Neuromarketing: Vincenzo Russo e Donatella Cinelli Colombini
Di Donatella Cinelli Colombini
Vincenzo Russo, professore di Neuromarketing alla IULM di Milano, pubblica sul settimanale economico del Gambero Rosso “Trebicchieri” delle pillole di scienza estremamente utili a chi vende il vino ma anche a chi lo compra perché rivelano come non tutto è come appare.
NEUROMARKETING: LA VISTA CONTA PIU’ DEL GUSTO
Nel nostro cervello le cellule deputate alla vista sono circa il 50% mentre quelle deputate al gusto solo l’1%. A conti fatti il gusto è un senso meno “forte” degli altri e subisce l’influenza di vista, udito e tatto.
Ecco perché la stessa bevanda colorata di rosso viene percepita più dolce fino al 10%.
NEUROMARKETING: SUONI, SENSAZIONI TATTILI PIACEVOLI FANNO SEMBRARE IL VINO PIU’ BUONO
Non solo la vista altera la percezione gustativa, anche l’udito e persino il tatto.

Vincenzo Russo e Donatella Cinelli Colombini a Wine2wine
Charles Spence, il professore di gastrofisica all’Università di Oxford, ha fatto assaggiare lo stesso vino ascoltando suoni dolci ad alta frequenza e toccando una tovaglietta di peluche bianco poi ha ripetuto l’assaggio ascoltando suoni acuti a bassa frequenza e toccando la carta vetrata.
Il primo vino è stato giudicato molto, ma molto più buono.
Allo stesso modo sentire il rumore dl cavatappi crea un’aspettativa di qualità che fa sembrare il vino migliore perché il tappo in sughero è inconsapevolmente associato alle bottiglie più pregiate.

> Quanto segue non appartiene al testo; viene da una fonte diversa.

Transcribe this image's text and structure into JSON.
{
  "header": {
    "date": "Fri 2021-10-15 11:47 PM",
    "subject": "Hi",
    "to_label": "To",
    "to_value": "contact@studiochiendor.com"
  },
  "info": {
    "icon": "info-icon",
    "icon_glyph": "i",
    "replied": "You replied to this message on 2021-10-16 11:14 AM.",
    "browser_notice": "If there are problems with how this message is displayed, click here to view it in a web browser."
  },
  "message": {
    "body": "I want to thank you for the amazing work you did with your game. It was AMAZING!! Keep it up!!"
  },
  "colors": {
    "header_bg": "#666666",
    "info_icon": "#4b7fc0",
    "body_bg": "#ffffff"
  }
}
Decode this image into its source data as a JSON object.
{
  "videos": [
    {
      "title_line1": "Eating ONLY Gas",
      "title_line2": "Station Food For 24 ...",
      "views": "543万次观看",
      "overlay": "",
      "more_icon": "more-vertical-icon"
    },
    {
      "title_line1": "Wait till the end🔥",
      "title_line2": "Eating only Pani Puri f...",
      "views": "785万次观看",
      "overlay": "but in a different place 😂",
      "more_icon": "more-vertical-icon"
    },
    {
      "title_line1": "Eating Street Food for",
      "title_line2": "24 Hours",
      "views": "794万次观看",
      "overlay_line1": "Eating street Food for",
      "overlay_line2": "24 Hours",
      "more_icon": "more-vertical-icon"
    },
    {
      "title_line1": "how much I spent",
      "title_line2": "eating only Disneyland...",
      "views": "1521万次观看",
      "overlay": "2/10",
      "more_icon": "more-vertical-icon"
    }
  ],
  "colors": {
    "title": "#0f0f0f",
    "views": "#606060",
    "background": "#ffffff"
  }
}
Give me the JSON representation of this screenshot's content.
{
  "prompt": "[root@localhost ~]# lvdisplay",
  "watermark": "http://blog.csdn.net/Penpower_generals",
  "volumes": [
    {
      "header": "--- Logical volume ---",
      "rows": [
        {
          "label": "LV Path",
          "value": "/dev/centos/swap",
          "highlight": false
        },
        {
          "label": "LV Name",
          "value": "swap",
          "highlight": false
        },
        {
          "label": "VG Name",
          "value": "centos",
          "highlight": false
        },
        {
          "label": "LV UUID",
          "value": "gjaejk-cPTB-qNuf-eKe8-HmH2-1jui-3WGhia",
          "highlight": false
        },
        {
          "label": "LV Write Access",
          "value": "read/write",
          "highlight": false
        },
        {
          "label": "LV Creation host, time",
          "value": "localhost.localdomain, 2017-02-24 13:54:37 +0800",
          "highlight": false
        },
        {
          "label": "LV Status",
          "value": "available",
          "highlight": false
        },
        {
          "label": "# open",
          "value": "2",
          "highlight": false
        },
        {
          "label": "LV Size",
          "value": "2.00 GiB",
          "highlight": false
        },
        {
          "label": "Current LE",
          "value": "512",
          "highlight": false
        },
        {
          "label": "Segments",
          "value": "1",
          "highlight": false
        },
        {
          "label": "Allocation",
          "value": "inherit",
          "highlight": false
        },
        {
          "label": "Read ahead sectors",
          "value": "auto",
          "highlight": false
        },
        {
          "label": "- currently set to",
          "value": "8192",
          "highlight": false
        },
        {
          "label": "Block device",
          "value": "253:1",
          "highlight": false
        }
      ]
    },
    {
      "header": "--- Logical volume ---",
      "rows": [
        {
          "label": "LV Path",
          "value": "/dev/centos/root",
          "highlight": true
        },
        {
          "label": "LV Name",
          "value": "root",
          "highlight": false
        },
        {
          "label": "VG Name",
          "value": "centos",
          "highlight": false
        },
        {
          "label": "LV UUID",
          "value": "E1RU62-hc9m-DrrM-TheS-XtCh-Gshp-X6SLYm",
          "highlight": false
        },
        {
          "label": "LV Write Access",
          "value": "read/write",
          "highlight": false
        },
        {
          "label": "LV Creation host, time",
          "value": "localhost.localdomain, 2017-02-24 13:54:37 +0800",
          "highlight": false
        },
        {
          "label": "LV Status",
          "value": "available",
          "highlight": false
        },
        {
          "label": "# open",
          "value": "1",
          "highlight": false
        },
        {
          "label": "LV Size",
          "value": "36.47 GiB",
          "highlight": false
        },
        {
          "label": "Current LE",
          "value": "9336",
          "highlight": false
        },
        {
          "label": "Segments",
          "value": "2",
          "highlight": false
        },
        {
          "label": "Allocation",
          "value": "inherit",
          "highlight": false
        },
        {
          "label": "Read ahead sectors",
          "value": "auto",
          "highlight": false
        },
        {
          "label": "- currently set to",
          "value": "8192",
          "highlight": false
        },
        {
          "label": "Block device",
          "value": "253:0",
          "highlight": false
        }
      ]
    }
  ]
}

Con gli odori la questione è ancora più complicata. Non vengono percepiti come tali ma filtrati dalla memoria tipo le madeleine di Marcel Proust. Gli aromi compiono un lungo viaggio nel cervello, passano dal bulbo olfattivo e poi dalla corteccia olfattiva dove vengono riconosciuti in base alle esperienze precedenti. Solo alla fine l’informazione arriva alla corteccia orbito frontale, diventa consapevole e prende un nome. Per questo il giudizio sugli aromi è poco obiettivo e molto evocativo.